While our readers are pretty green-minded, a lot of Americans are wondering what role a group of diplomats meeting and talking about carbon emissions could possibly serve in averting greater climate change.
In short, why should we care about what happens in Poznan?
1. We’re running out of time.
Even if you don’t believe climate change experts who talk about an ice-free planet – frighteningly, not that distant a possibility – global temperatures are on the rise. The body of evidence tying temperature shifts and related changes in our environment to man-made greenhouse gas (GHG) emissions is growing every month.
And if there’s anything being made clear at the conference I’m writing from – Austin’s Clean Energy Venture Summit – it’s that most if not all of the solutions the world is envisioning take time. So the longer the world debates, the longer we wait to take action, and the more delayed the effects of those actions will be.
Building renewable energy generation and transmission capacity, changing our transportation fleets from primarily gas and diesel to hybrids and plug-ins, encouraging clean development and sustainable management of our natural resources, changing consumer behavior… all of this takes time, money, and most importantly, the political and individual will to change our own behavior.
2. We’re all in this together.
Unlike the industrial sources of acid rain, the major air pollution issue of the 1980s, the sources of GHG emissions come from sources large and small, spread out across the planet.
The representatives meeting in Poznan are primarily there to negotiate a global target every nation can agree to. Until every nation signs off on that target, individual countries can’t devise a long-range strategy for reduction. They can each say, “oh, we’ll cut our emissions this much by this date,” but they’ll have no idea if they’ll fall short or overshoot the mark.
It’s also a game of “chicken.” No country (especially the European Union and India) wants to agree to drastic reductions if the biggest polluters – China and the United States – won’t agree to and make plans to meet to the same target. Both countries have been staring across the table, daring each other to blink.
But setting that target, formalizing it in a treaty and the U.S. signing on is a massive first step towards making the changes we, as a country, need to cut our carbon dioxide (CO2) emissions, as is Congress and President-elect Obama putting a price on CO2 emissions.
At that point, every business in the U.S. that produces CO2 can start to plan and adjust, reduce their share of emissions, and know how much it will cost if they do and if they don’t.
As a result, you, as a consumer, will know how much it will affect the cost of electricity and transportation fuels, and you’ll have decisions whether or not to take steps to reduce your own consumption, whether that means installing new power sources (geothermal, wind or solar) or energy efficiency measures (smart thermostats, weatherizing) in your home, buying more sustainably-produced goods, etc.

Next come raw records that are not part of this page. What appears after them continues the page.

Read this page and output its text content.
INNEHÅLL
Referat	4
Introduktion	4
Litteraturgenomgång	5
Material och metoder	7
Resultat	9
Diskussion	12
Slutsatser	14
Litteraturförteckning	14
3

3. We can’t do this alone, nor should we.
The U.S. and the rest of the countries at Poznan will have to work together to set targets, share green technology and resources for changing our practices, top to bottom… in short, all parties have to build trust, or every nation will keep polluting, not wanting to subject themselves to “unfair treatment.”
4. The hardest truth: we’re not out to “save the planet”… we’re trying to save ourselves, to maintain the planet’s ability to support us.
At the end of the day, this idea is what’s brought everyone to Poznan. Let’s hope it’s enough to drive every one of these countries to agree, sign their name, and finally get to work in earnest.